Cherchant toujours plus loin dans le potentiel des plantes, Avani agrandi sa production hors du textile. Les artisans créent aujourd’hui des crayons gras entièrement végétaux, avec de la cire et des pigments issus de plantes tinctoriales. Et ils vendent également de la lessive et du savon produits avec le fruit d’un arbre indigène des montagnes. Leurs expérimentations continuent et nous y sentons beaucoup de beaux projets encore à venir !

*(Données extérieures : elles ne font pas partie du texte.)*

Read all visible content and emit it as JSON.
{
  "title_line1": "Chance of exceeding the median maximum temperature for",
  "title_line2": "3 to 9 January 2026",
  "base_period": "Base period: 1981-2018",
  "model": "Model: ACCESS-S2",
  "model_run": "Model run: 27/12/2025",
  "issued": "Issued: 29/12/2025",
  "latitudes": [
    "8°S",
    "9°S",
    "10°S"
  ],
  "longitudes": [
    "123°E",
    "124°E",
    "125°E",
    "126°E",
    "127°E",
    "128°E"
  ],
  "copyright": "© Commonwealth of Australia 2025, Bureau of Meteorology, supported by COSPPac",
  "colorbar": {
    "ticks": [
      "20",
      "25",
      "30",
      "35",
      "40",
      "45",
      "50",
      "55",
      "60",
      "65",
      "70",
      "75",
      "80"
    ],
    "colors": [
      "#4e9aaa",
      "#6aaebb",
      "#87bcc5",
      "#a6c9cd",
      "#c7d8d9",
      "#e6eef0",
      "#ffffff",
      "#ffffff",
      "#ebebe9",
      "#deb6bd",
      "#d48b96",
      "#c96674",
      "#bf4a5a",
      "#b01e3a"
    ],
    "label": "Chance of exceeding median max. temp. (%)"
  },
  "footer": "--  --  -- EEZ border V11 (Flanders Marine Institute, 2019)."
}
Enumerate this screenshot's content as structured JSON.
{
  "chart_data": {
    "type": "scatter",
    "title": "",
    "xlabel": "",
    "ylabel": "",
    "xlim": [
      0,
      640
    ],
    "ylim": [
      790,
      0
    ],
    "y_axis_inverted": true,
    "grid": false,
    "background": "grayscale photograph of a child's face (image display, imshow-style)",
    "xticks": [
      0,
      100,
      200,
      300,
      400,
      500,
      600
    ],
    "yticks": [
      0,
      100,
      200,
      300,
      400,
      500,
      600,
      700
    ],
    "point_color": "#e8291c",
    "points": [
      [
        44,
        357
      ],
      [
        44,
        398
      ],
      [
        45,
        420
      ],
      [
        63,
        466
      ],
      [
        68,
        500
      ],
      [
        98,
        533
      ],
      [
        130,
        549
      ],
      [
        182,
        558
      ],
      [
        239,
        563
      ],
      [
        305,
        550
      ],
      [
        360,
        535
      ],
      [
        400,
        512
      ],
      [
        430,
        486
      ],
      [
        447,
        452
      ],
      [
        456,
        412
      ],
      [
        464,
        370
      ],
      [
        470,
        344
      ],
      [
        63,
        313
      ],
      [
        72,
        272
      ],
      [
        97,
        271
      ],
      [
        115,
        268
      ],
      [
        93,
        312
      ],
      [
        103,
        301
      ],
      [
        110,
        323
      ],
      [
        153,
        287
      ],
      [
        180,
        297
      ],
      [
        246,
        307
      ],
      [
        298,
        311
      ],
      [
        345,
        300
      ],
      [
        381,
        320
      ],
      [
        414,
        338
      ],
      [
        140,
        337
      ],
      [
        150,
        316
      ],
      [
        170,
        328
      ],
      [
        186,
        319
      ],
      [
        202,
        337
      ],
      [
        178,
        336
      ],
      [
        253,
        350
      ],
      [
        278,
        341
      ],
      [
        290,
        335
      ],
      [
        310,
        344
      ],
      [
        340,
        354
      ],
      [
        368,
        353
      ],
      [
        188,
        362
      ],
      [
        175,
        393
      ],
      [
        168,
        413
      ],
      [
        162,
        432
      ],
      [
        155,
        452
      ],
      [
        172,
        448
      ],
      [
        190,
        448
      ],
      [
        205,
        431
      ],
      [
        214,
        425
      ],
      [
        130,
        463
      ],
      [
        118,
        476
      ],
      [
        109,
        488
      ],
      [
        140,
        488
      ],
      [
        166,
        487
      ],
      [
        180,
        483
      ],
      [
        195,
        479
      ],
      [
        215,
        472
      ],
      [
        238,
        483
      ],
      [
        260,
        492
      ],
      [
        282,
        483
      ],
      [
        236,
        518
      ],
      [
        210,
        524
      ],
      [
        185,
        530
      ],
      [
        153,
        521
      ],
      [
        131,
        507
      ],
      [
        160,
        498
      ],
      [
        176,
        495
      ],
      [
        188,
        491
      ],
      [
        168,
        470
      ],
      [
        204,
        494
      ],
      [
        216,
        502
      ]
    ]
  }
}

Un système qui améliore le cadre de vie des paysans
Avani est aujourd’hui une institution dans la région, il suffit d’évoquer l’organisation dans la jeep-taxi pour s’en rendre compte. En effet, elle permet depuis vingt ans à de nombreux villageois d’avoir une source de revenus régulière en créant un réel bassin d’emploi. Les secteurs d’activités étant multiples, tous peuvent y trouver leur compte : agriculture, textile, mécanique… Et il n’y a pas besoin de quitter sa famille en allant chercher un emploi dans une grande ville. Si le textile, l’activité principale, ne permet pas à l’organisation de fournir un réel emploi à toute la population du coin, ils ont à coeur de permettre à tous de pouvoir récolter les épines de pins contre rémunération.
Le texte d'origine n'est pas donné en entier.